Viral hepatitis represents one of the greatest challenges to human health with more than 500 million people being infected with either hepatitis B virus (HBV) or hepatitis C virus (HCV). The pathogenesis is notoriously complex and involves an intricate interplay of viral and host factors that determine the clinical outcome. Virus-induced oxidative stress is considered to play a crucial role in hepatitis. The host features several counteracting layers of anti-oxidative protection, yet, little is known about their individual contributions to viral hepatitis. In this project we want to dissect the functional role of individual members of the anti-oxidative system in viral hepatitis. For this we employ a well-defined hepatitis mouse model using lymphocytic choriomeninigitis virus (LCMV). In the past seminal findings in the areas of immunology and host-pathogen interactions have been made with LCMV, two of which led to Nobel Prizes. This model provides great experimental versatility as well as patho- physiological relevance to human disease. Our results should contribute to a deepened understanding of how virus-induced oxidative stress contributes to liver damage. Advances therein may have significant translational impact for the treatment of the many patients who suffer from HBV or HCV.

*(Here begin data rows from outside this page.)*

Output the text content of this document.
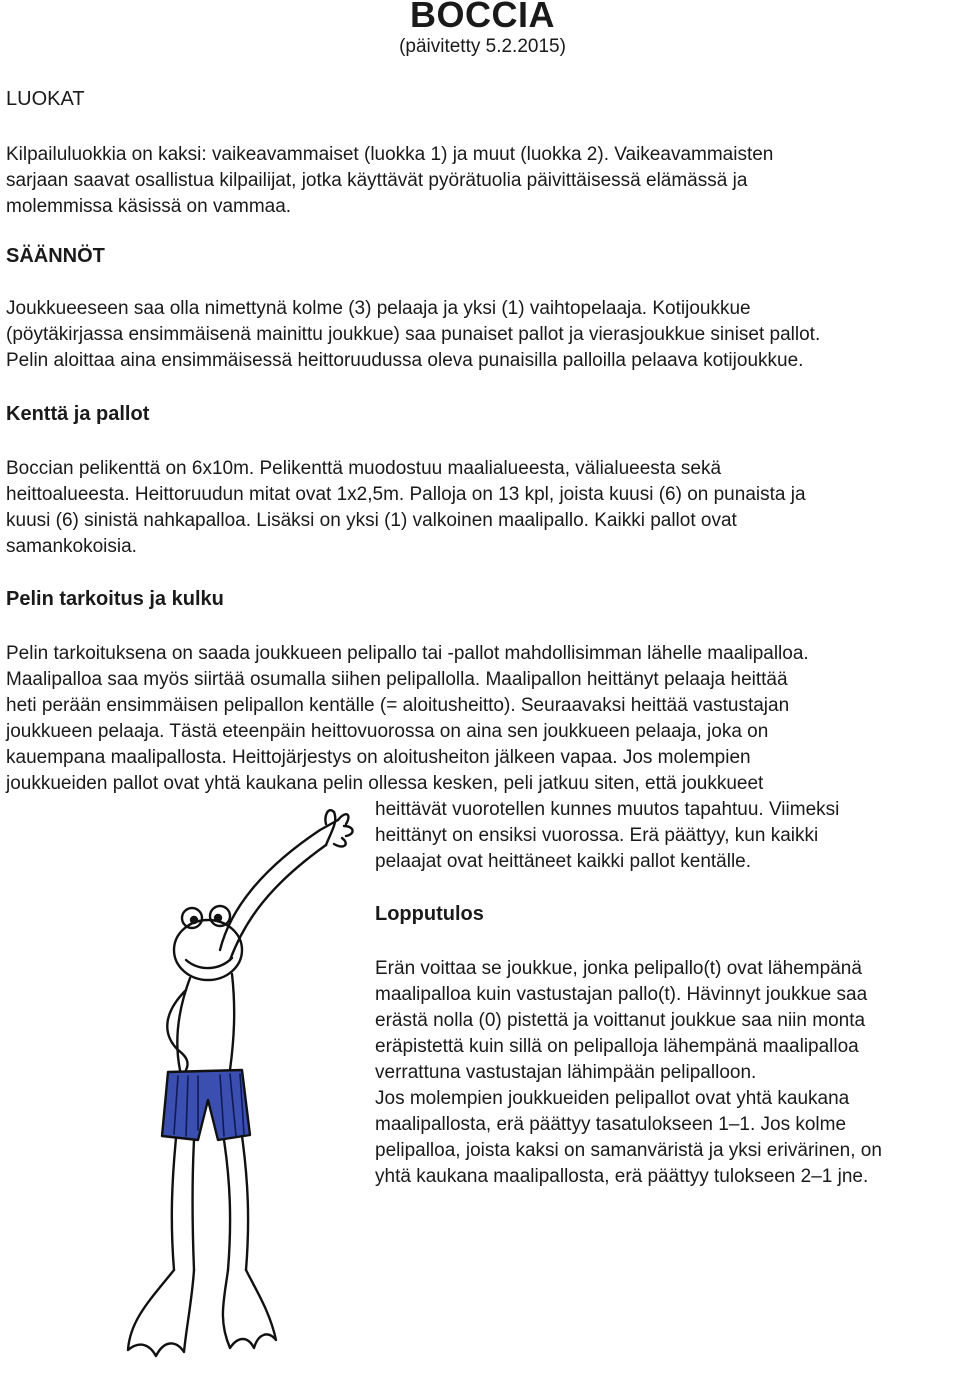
BOCCIA
(päivitetty 5.2.2015)
LUOKAT
Kilpailuluokkia on kaksi: vaikeavammaiset (luokka 1) ja muut (luokka 2). Vaikeavammaisten
sarjaan saavat osallistua kilpailijat, jotka käyttävät pyörätuolia päivittäisessä elämässä ja
molemmissa käsissä on vammaa.
SÄÄNNÖT
Joukkueeseen saa olla nimettynä kolme (3) pelaaja ja yksi (1) vaihtopelaaja. Kotijoukkue
(pöytäkirjassa ensimmäisenä mainittu joukkue) saa punaiset pallot ja vierasjoukkue siniset pallot.
Pelin aloittaa aina ensimmäisessä heittoruudussa oleva punaisilla palloilla pelaava kotijoukkue.
Kenttä ja pallot
Boccian pelikenttä on 6x10m. Pelikenttä muodostuu maalialueesta, välialueesta sekä
heittoalueesta. Heittoruudun mitat ovat 1x2,5m. Palloja on 13 kpl, joista kuusi (6) on punaista ja
kuusi (6) sinistä nahkapalloa. Lisäksi on yksi (1) valkoinen maalipallo. Kaikki pallot ovat
samankokoisia.
Pelin tarkoitus ja kulku
Pelin tarkoituksena on saada joukkueen pelipallo tai -pallot mahdollisimman lähelle maalipalloa.
Maalipalloa saa myös siirtää osumalla siihen pelipallolla. Maalipallon heittänyt pelaaja heittää
heti perään ensimmäisen pelipallon kentälle (= aloitusheitto). Seuraavaksi heittää vastustajan
joukkueen pelaaja. Tästä eteenpäin heittovuorossa on aina sen joukkueen pelaaja, joka on
kauempana maalipallosta. Heittojärjestys on aloitusheiton jälkeen vapaa. Jos molempien
joukkueiden pallot ovat yhtä kaukana pelin ollessa kesken, peli jatkuu siten, että joukkueet
heittävät vuorotellen kunnes muutos tapahtuu. Viimeksi
heittänyt on ensiksi vuorossa. Erä päättyy, kun kaikki
pelaajat ovat heittäneet kaikki pallot kentälle.
Lopputulos
Erän voittaa se joukkue, jonka pelipallo(t) ovat lähempänä
maalipalloa kuin vastustajan pallo(t). Hävinnyt joukkue saa
erästä nolla (0) pistettä ja voittanut joukkue saa niin monta
eräpistettä kuin sillä on pelipalloja lähempänä maalipalloa
verrattuna vastustajan lähimpään pelipalloon.
Jos molempien joukkueiden pelipallot ovat yhtä kaukana
maalipallosta, erä päättyy tasatulokseen 1–1. Jos kolme
pelipalloa, joista kaksi on samanväristä ja yksi erivärinen, on
yhtä kaukana maalipallosta, erä päättyy tulokseen 2–1 jne.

Viral hepatitis is a global health problem, affecting more than 500 million people worldwide. However, the molecular mechanisms leading to liver damage are still not well understood since they involve a complex interplay of factors both on the viral side and on the host side. The host employs an elaborate immune response to fight off viruses. In the early phase of the infection, potent antiviral molecules called type-I interferons (IFN-I) are rapidly produced to restrict the viral spread. Yet, the pleiotropic effects of IFN-I are still not fully understood and contain surprises. In the present study published in the prestigious journal Immunity, the research group of Andreas Bergthaler at CeMM together with other international groups identified a novel effect of IFN-I, which provides a new paradigm of how viral infections damage the liver. Unexpectedly, IFN-I was found to induce oxidative stress in liver cells. Oxidative stress is a phenomenon that occurs when the oxidative metabolism leads to the accumulation of highly reactive oxygen radicals that cannot be efficiently removed by antioxidant mechanisms inside the cell. This study describes how oxidative stress is initiated by IFN-I, which then causes damage to the liver cells. This detrimental effect of IFN-I is counteracted by the host antioxidant enzyme superoxide dismutase 1, which, itself is however repressed by IFN-I. Together, our findings delineate IFN-I induced oxidative stress as a key mediator of virus- induced liver damage. This study unravels a novel link between antiviral IFN-I signaling and oxidative metabolism, thereby shedding light on the complex molecular processes that lead to tissue damage in viral hepatitis. The involved mechanisms are likely to occur in other diseases with elevated IFN-I levels and, thus, may bear broader relevance. Future research is aimed to investigate the beneficial and detrimental consequences of IFN-I and may lead to the discovery of new therapeutic strategies to protect from infectious and inflammatory diseases.